Stranger Things (miniserie di 8 puntate)
Non possiamo star via un mesetto, che nel bel mezzo di agosto ci siamo trovati di fronte al fenomeno mediatico dell’anno, brevemente ma puntualmente annunciato dal sottoscritto nelle ultime righe prima delle vacanze. Ideato dai fratelli Duffer (sconosciuti ai più, ma non c’è problema), uscito sulla piattaforma Netflix il 15 luglio, Stranger Things dopo soltanto un mese e mezzo è diventato l’argomento unico nelle chiacchierate e nelle sbrodolate tra appassionati di serie tv e cinema. La grande novità (forse l’unica) è il format utilizzato dalla piattaforma, che ha rilasciato tutta la serie completa, con durata delle puntate variabili dai 45 ai 60 minuti, lasciando allo spettatore il “compito” di serializzare la visione, e ottenendo il risultato che i più se la sono divorata in un giorno solo.
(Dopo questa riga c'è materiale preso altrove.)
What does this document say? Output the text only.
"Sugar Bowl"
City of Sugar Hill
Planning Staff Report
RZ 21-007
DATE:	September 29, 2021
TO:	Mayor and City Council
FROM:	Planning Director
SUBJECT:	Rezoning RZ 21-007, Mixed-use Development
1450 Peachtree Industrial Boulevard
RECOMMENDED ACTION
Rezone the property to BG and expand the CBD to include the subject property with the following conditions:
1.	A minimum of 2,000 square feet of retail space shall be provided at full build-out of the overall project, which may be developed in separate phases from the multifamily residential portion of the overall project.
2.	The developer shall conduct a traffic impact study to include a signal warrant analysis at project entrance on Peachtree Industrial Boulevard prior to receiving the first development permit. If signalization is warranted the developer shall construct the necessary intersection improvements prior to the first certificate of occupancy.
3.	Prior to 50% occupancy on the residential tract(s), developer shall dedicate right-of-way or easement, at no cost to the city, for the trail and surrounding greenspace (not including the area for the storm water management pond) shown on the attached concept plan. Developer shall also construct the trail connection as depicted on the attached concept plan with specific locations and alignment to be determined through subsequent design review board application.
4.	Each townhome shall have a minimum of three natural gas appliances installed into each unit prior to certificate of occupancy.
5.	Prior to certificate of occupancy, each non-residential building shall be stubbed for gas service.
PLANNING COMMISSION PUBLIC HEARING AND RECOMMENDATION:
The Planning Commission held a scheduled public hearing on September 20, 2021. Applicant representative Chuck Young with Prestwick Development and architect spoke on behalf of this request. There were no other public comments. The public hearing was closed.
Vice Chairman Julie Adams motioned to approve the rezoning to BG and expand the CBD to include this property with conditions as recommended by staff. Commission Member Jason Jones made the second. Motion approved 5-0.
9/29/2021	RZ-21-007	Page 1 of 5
Ma come mai questo plebiscito? Come mai tutti restavano tristi, assetati e attoniti dal sempre prematuro finale di una puntata urlando un liberatorio “ma come, di già?!?!?”. I motivi sono due: Stranger Things è una serie perfetta, girata bene, recitata meglio, con ritmi cinematografici perfettamente adattati alla televisione e con elementi della trama sempre nuovi e avvincenti in ogni episodio; il secondo motivo è puramente sentimentale, perché la serie omaggia la cinematografia anni ottanta in maniera frontale e avvolgente, tanto che se dovessimo indovinarne gli autori diremmo “scritta da Stephen King, diretta da Steven Spielberg e musicata da John Carpenter” (non mi ricordo dove l’ho letta, ma non è mia purtroppo perché è LA definizione). La storia, ambientata nel 1983, vede al centro quattro bambini e la misteriosa sparizione di uno di loro, presenta un misterioso laboratorio e una strana bambina dagli strani poteri e forse anche una creatura proveniente da molto lontano. Già dalla trama si possono intuire i continui riferimenti al cinema anni ottanta, citiamo solo Stand By Me, i Goonies e La cosa ma i riferimenti sono talmente tanti da perdersi. Completano la furba ed entusiasmante operazione nostalgia un paio di ciliegine vintage nel cast, visto che ricompaiono magicamente attori come Winona Ryder e Matthew Modine che sembravano anche loro spariti nel nulla. Già accennato della colonna sonora elettronica fortemente influenzata dal cinema di Carpenter (che curava anche le musiche), che si alterna però con alcuni pezzi cult (e ruffiani) tra cui spicca l’allora tormentone rock “Should I Stay Or Should I Go”, legata ai gusti musicali del bimbo sparito. Se non lo avete ancora fatto, vi appassionerete alla storia ma soprattutto ai personaggi, ai bambini come agli adulti (c’è uno sceriffo niente male che merita una menzione), e odierete i cattivi come forse non facevate da trent’anni. Perchè è questo il punto, ST non ha bisogno di una DeLorean per farvi viaggiare nel tempo, lo fa con mezzi squisitamente cinematografici, in cui nulla spicca perché è tutto perfetto.
Una serie talmente furba che mi ha fatto scrivere una sviolinata tridimensionale, e il cui successo regalerà a tutti una seconda stagione: non sarà facile ripetersi, come altrettanto difficile pare realizzare qualcosa di più amato di questa cosa così strana e così straniera, almeno per quest’anno.